Here is the basic idea: You send a prompt to the model, saying that it should reply in a certain way if it wants to use “a tool”. The agent will, well, execute the tool on behalf of us, then reply with the result of the tool call. Imagine it like “in the following conversation, wink if you want me to raise my arm”. Weird thing to say, but an easy concept to grasp.

The models are very eager to use the tools, mark my words. By now, 2025, they kinda “know” that they don’t know everything and can use tools to get more information.

But enough chitchatting, let’s build our first tool: The read_file tool.

The read_file tool

We’re going to use the types that the Anthropic SDK suggests, but a small note: Under the hood, this will all end up as strings that are sent to the model. Think of it like “wink if you want me to use read_file“.

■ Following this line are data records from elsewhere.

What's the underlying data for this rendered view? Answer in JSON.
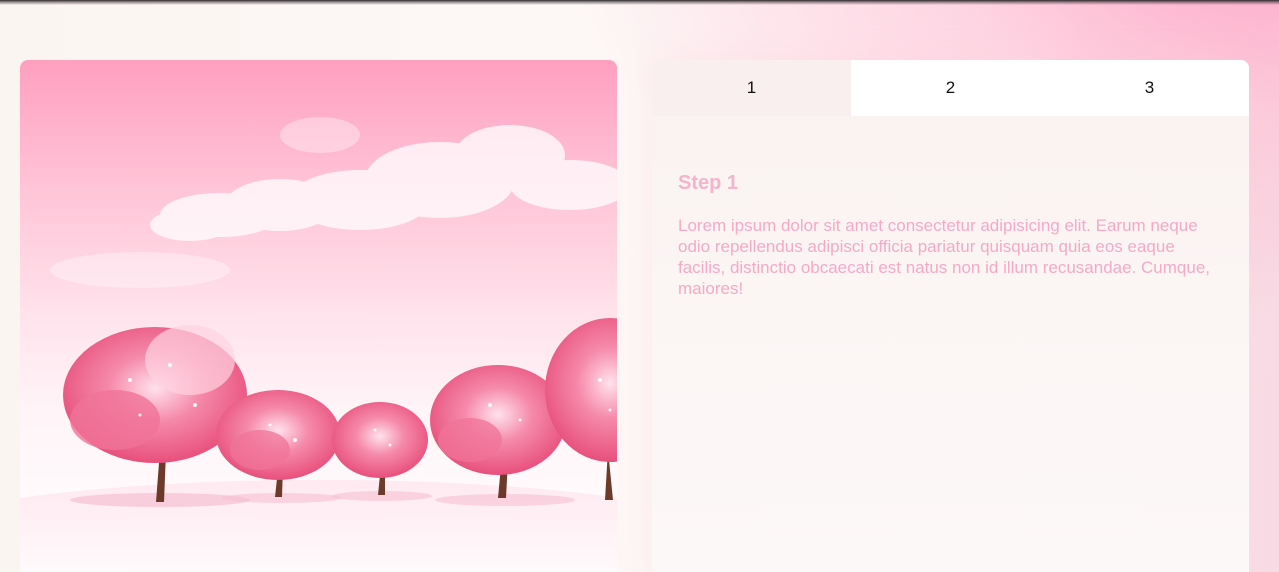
{
  "image": {
    "icon": "cherry-blossom-landscape-image",
    "sky_color": "#ff9fc0",
    "blossom_color": "#f0628c"
  },
  "tabs": [
    {
      "label": "1",
      "active": true
    },
    {
      "label": "2",
      "active": false
    },
    {
      "label": "3",
      "active": false
    }
  ],
  "step": {
    "title": "Step 1",
    "text": "Lorem ipsum dolor sit amet consectetur adipisicing elit. Earum neque odio repellendus adipisci officia pariatur quisquam quia eos eaque facilis, distinctio obcaecati est natus non id illum recusandae. Cumque, maiores!"
  },
  "colors": {
    "accent_pink": "#f4aac7",
    "active_tab_bg": "#f8efee"
  }
}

Each tool will require the following fields:

  • A name
  • A description to tell the model what the tool does, when to use it, when to not use it, what it returns and so on
  • An input schema that describes, as a JSON schema, what inputs this tool expects and in which form
  • A function that actually executes the tool with the input the model sends to us and returns the result

That’s said, here is the structure of our tool:

type ToolDefinition = Anthropic.Tool & {
  func: (input: unknown) => Promise<string>;
};

const tools: ToolDefinition[] = [
  {
    name: 'read_file',
    description: 'Read the contents of a file from the file system. Use this when you need to examine code or read file contents.',
    input_schema: {
      type: 'object',
      properties: {
        path: {
          type: 'string',
          description: 'The path to the file to read (relative to current directory or absolute path)',
        },
      },
      required: ['path'],
    },
    func: async (input: unknown) => {
      if (typeof input === 'object' && input !== null && 'path' in input) {
        return await executeReadFile(input.path as string);
      }
      return 'Error: Invalid input for read_file';
    },
  },
];

async function executeReadFile(filePath: string): Promise<string> {
  try {
    const resolvedPath = resolve(filePath);
    const file = Bun.file(resolvedPath)

    if (file.size > 100 * 1024) {
      return `Error: File is too large (${file.size} bytes). Maximum size is 100KB.`;
    }

    return await file.text();
  } catch (error) {
    if (error instanceof Error) {
      return `Error reading file: ${error.message}`;
    }
    return 'Error reading file: Unknown error';
  }
}

We define a ToolDefinition type, which uses Anthropic SDK’s type for tools, and the only field will be the function the agent will invoke to handle tool-related requests. The tools constant will act as a tool registry where we register our tools following the structure we’ve just discussed. For our executeReadFile tool function, we call some Bun APIs to help us handle file I/O operations as fast as possible.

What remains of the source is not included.